The parallel between Punk and Stuckism may not be immediately obvious for historians or critics. Both are separated in time as distinct episodes in our current cultural story (Bech Poulson, 2005; Evans, 2000) and both are associated with different art forms that address contrasting socio-cultural audiences. Whilst Punk operated, first and foremost, in the context of popular music, Stuckism is a creature of the visual arts, a response to dominant trends amongst gallery and museum directors rather than an appeal to radicalized, media-oriented youth. However, I am not able to examine this contrast from a retrospective point of view and so have built my methodological approach on the hope that the ‘narrative turn’ in contemporary social studies and cultural anthropology (Marcus & Fischer, 1984) offers me a persuasive mechanism for capturing the ongoing development of my practice as a painter with Stuckist and Punk affiliations. As my creative activities have contributed to the idea of Stuckism I have explored how the narratives of identity I associate with Punk attitude have helped form the identity of the group. Here my initial model was research on the narrative construction of identity in professional or social domains described by Czarniawska (2004).
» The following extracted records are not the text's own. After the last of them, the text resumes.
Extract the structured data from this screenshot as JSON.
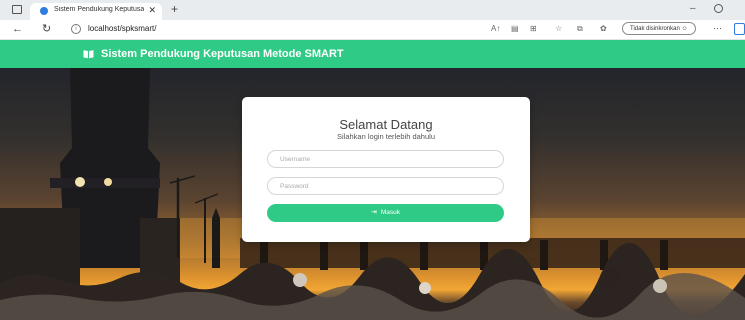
{
  "browser": {
    "tab_title": "Sistem Pendukung Keputusan M",
    "url": "localhost/spksmart/",
    "sync_label": "Tidak disinkronkan"
  },
  "app": {
    "title": "Sistem Pendukung Keputusan Metode SMART",
    "accent_color": "#2fcb86"
  },
  "login": {
    "heading": "Selamat Datang",
    "subheading": "Silahkan login terlebih dahulu",
    "username_placeholder": "Username",
    "password_placeholder": "Password",
    "submit_label": "Masuk"
  },
  "icons": {
    "window_menu": "window-icon",
    "back": "back-arrow-icon",
    "reload": "reload-icon",
    "info": "info-icon",
    "login_button": "login-arrow-icon",
    "header": "book-icon"
  }
}
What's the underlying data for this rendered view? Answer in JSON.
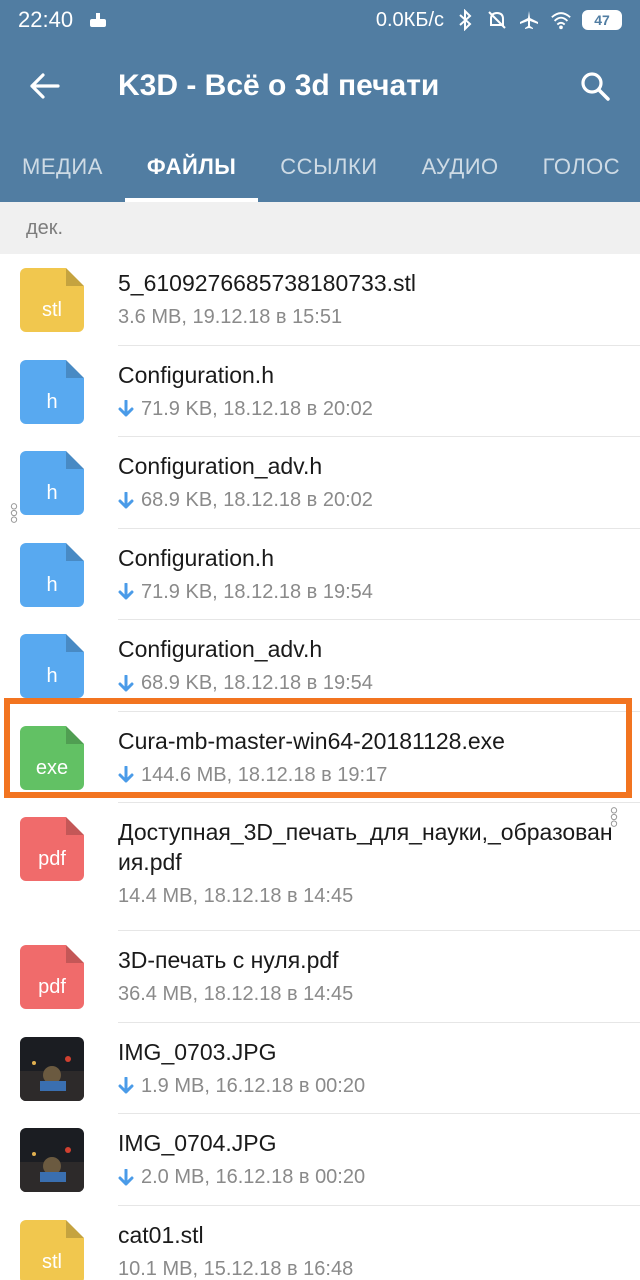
{
  "status_bar": {
    "time": "22:40",
    "speed": "0.0КБ/с",
    "battery": "47"
  },
  "header": {
    "title": "K3D - Всё о 3d печати"
  },
  "tabs": [
    {
      "label": "МЕДИА",
      "active": false
    },
    {
      "label": "ФАЙЛЫ",
      "active": true
    },
    {
      "label": "ССЫЛКИ",
      "active": false
    },
    {
      "label": "АУДИО",
      "active": false
    },
    {
      "label": "ГОЛОС",
      "active": false
    }
  ],
  "section_label": "дек.",
  "files": [
    {
      "name": "5_6109276685738180733.stl",
      "meta": "3.6 MB, 19.12.18 в 15:51",
      "type": "stl",
      "downloadable": false,
      "color": "#f1c74e"
    },
    {
      "name": "Configuration.h",
      "meta": "71.9 KB, 18.12.18 в 20:02",
      "type": "h",
      "downloadable": true,
      "color": "#58a9f0"
    },
    {
      "name": "Configuration_adv.h",
      "meta": "68.9 KB, 18.12.18 в 20:02",
      "type": "h",
      "downloadable": true,
      "color": "#58a9f0"
    },
    {
      "name": "Configuration.h",
      "meta": "71.9 KB, 18.12.18 в 19:54",
      "type": "h",
      "downloadable": true,
      "color": "#58a9f0"
    },
    {
      "name": "Configuration_adv.h",
      "meta": "68.9 KB, 18.12.18 в 19:54",
      "type": "h",
      "downloadable": true,
      "color": "#58a9f0"
    },
    {
      "name": "Cura-mb-master-win64-20181128.exe",
      "meta": "144.6 MB, 18.12.18 в 19:17",
      "type": "exe",
      "downloadable": true,
      "color": "#62c164"
    },
    {
      "name": "Доступная_3D_печать_для_науки,_образования.pdf",
      "meta": "14.4 MB, 18.12.18 в 14:45",
      "type": "pdf",
      "downloadable": false,
      "color": "#f06b6b"
    },
    {
      "name": "3D-печать с нуля.pdf",
      "meta": "36.4 MB, 18.12.18 в 14:45",
      "type": "pdf",
      "downloadable": false,
      "color": "#f06b6b"
    },
    {
      "name": "IMG_0703.JPG",
      "meta": "1.9 MB, 16.12.18 в 00:20",
      "type": "photo",
      "downloadable": true,
      "color": "#2a2a2a"
    },
    {
      "name": "IMG_0704.JPG",
      "meta": "2.0 MB, 16.12.18 в 00:20",
      "type": "photo",
      "downloadable": true,
      "color": "#2a2a2a"
    },
    {
      "name": "cat01.stl",
      "meta": "10.1 MB, 15.12.18 в 16:48",
      "type": "stl",
      "downloadable": false,
      "color": "#f1c74e"
    }
  ],
  "colors": {
    "header_bg": "#517da2",
    "highlight": "#f27420",
    "download_arrow": "#4a9be8"
  }
}
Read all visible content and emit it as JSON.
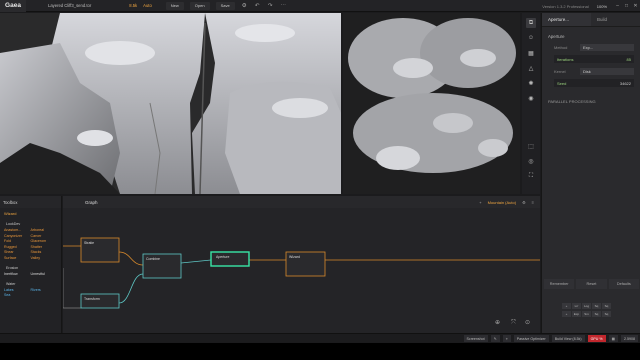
{
  "titlebar": {
    "app": "Gaea",
    "filename": "Layered Cliff3_send.tor",
    "resolution": "8.5k",
    "build_mode": "Auto",
    "new_label": "New",
    "open_label": "Open",
    "save_label": "Save",
    "version": "Version 1.3.2 Professional",
    "zoom": "100%"
  },
  "properties": {
    "tab_active": "Aperture...",
    "tab_build": "Build",
    "section": "Aperture",
    "method_label": "Method",
    "method_value": "Exp...",
    "iterations_label": "Iterations",
    "iterations_value": "85",
    "kernel_label": "Kernel",
    "kernel_value": "Disk",
    "seed_label": "Seed",
    "seed_value": "34622",
    "parallel": "PARALLEL PROCESSING",
    "btn_remember": "Remember",
    "btn_reset": "Reset",
    "btn_defaults": "Defaults",
    "keypad_row1": [
      "+",
      "Lrr",
      "Log",
      "Sq",
      "Sq"
    ],
    "keypad_row2": [
      "+",
      "Exp",
      "Sm",
      "Sq",
      "Sq"
    ]
  },
  "toolbox": {
    "title": "Toolbox",
    "selected": "Wizard",
    "cat1": "LookDev",
    "items1": [
      [
        "Anastom...",
        "Arboreal"
      ],
      [
        "Canyonizer",
        "Carver"
      ],
      [
        "Fold",
        "Glacerom"
      ],
      [
        "Rugged",
        "Shatter"
      ],
      [
        "Shear",
        "Stacks"
      ],
      [
        "Surface",
        "Valley"
      ]
    ],
    "cat2": "Erosion",
    "items2": [
      [
        "Inertflow",
        "Unrestful"
      ]
    ],
    "cat3": "Water",
    "items3": [
      [
        "Lakes",
        "Rivers"
      ],
      [
        "Sea",
        ""
      ]
    ]
  },
  "graph": {
    "tab": "Graph",
    "mode": "Mountain (Auto)",
    "nodes": {
      "n1": "Stratie",
      "n2": "Combine",
      "n3": "Aperture",
      "n4": "Wizard",
      "n5": "Transform"
    }
  },
  "statusbar": {
    "screenshot": "Screenshot",
    "passive": "Passive Optimizer",
    "build": "Build View (8.5k)",
    "gpu": "GPU %",
    "value": "2.5908"
  },
  "colors": {
    "accent": "#f0a640",
    "node_orange": "#d98a2b",
    "node_cyan": "#5ec7c5",
    "node_selected": "#39e6a7",
    "status_red": "#c1272d"
  }
}
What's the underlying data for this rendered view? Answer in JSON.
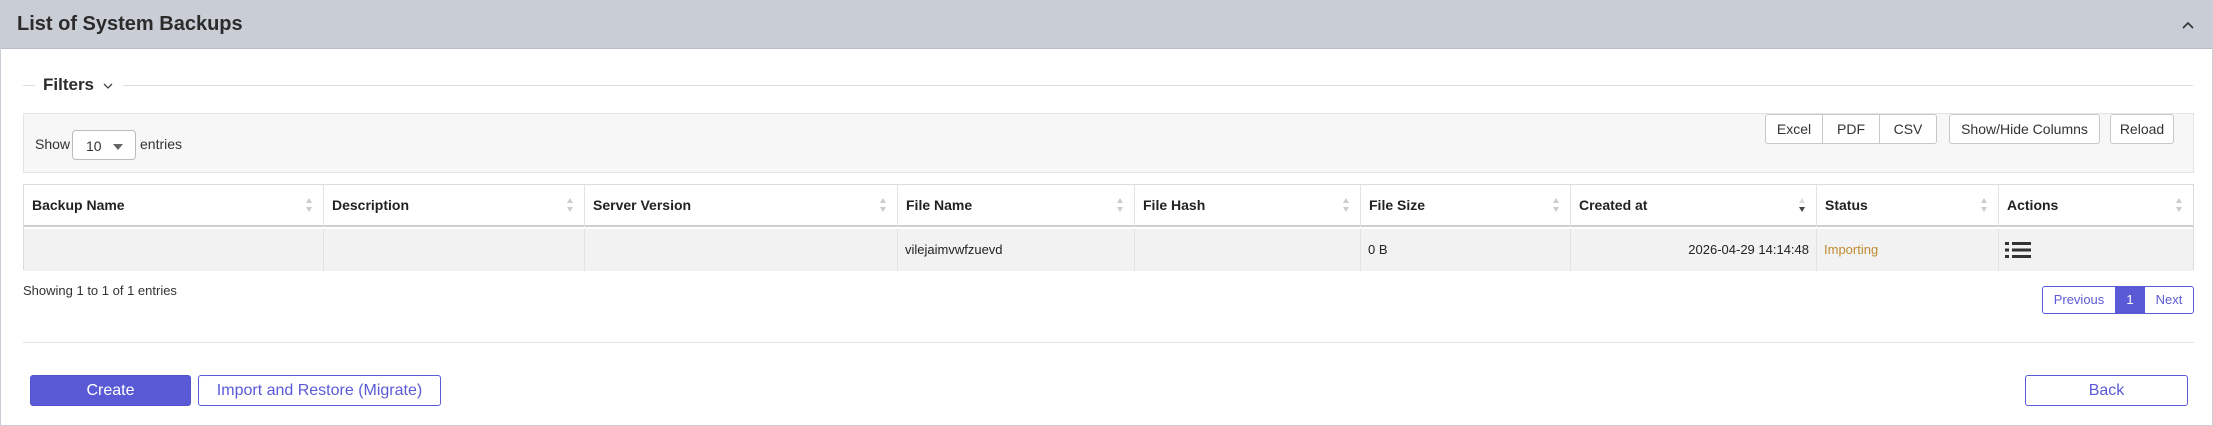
{
  "panel": {
    "title": "List of System Backups",
    "collapse_icon": "chevron-up-icon"
  },
  "filters": {
    "label": "Filters",
    "icon": "chevron-down-icon"
  },
  "toolbar": {
    "show_label": "Show",
    "length_value": "10",
    "entries_label": "entries",
    "export_buttons": [
      "Excel",
      "PDF",
      "CSV"
    ],
    "show_hide_label": "Show/Hide Columns",
    "reload_label": "Reload"
  },
  "table": {
    "columns": [
      "Backup Name",
      "Description",
      "Server Version",
      "File Name",
      "File Hash",
      "File Size",
      "Created at",
      "Status",
      "Actions"
    ],
    "sorted_column": "Created at",
    "sort_direction": "desc",
    "rows": [
      {
        "backup_name": "",
        "description": "",
        "server_version": "",
        "file_name": "vilejaimvwfzuevd",
        "file_hash": "",
        "file_size": "0 B",
        "created_at": "2026-04-29 14:14:48",
        "status": "Importing",
        "actions_icon": "list-icon"
      }
    ]
  },
  "info": "Showing 1 to 1 of 1 entries",
  "pagination": {
    "previous": "Previous",
    "current": "1",
    "next": "Next"
  },
  "footer": {
    "create_label": "Create",
    "import_label": "Import and Restore (Migrate)",
    "back_label": "Back"
  },
  "colors": {
    "accent": "#5a5ad6",
    "header_bg": "#c9ced6",
    "status_importing": "#c08a2e"
  }
}
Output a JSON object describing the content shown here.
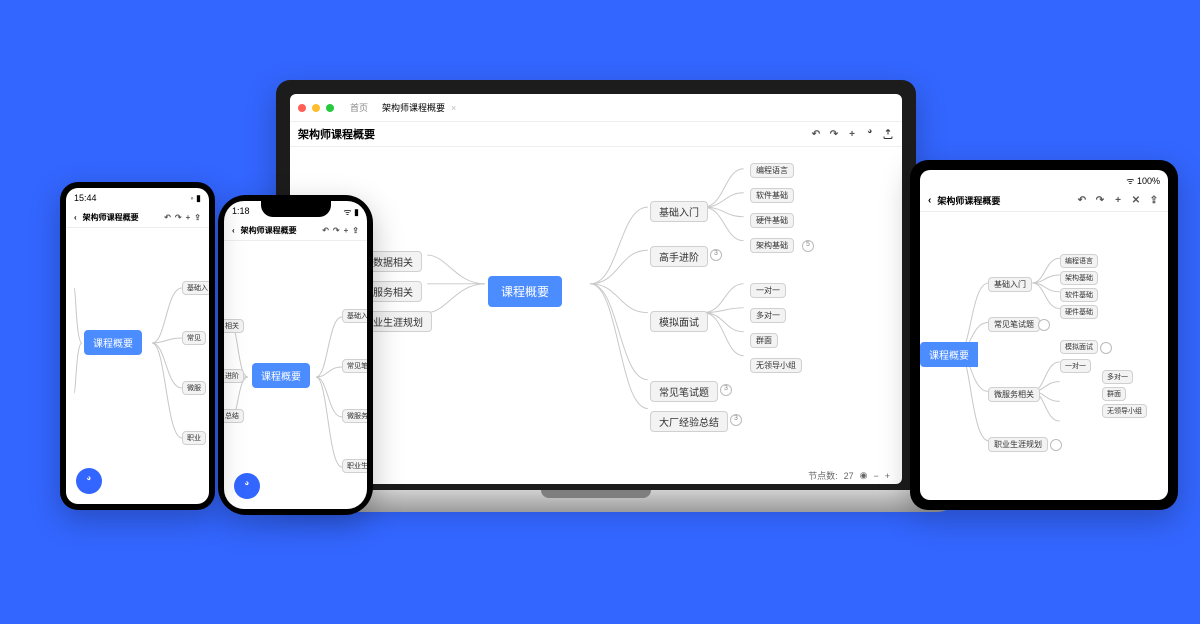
{
  "app_title": "架构师课程概要",
  "root": "课程概要",
  "level1_left": [
    "大数据相关",
    "微服务相关",
    "职业生涯规划"
  ],
  "level1_right": [
    "基础入门",
    "高手进阶",
    "模拟面试",
    "常见笔试题",
    "大厂经验总结"
  ],
  "children_jcru": [
    "编程语言",
    "软件基础",
    "硬件基础",
    "架构基础"
  ],
  "children_mnms": [
    "一对一",
    "多对一",
    "群面",
    "无领导小组"
  ],
  "laptop": {
    "tabs": [
      "首页",
      "架构师课程概要"
    ],
    "node_count_label": "节点数:",
    "node_count_value": "27"
  },
  "phone_time_android": "15:44",
  "phone_time_iphone": "1:18",
  "phone_frag_left": [
    "相关",
    "进阶",
    "总结"
  ],
  "phone_frag_right": [
    "基础入",
    "常见笔",
    "微服务",
    "职业生"
  ],
  "android_right": [
    "基础入",
    "常见",
    "微服",
    "职业"
  ]
}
However, as I accumulated and published accounts of Stuckism using my growing archive of interviews with other artists in the group (Lynn, 2006) I began to use methodological procedures suggested by Ochs & Capps (2001) to develop a system of interpretation that drew out, I felt, many commonalities with the Punk movement.
As a result, my thesis both describes and debates the relevance of Stuckist practice within contemporary art. At the time of writing, the movement, although prominent within media circles, is barely represented in terms of serious and considered debate, whereas Punk is, in many ways, over represented. My ultimate ambition has been to address this situation.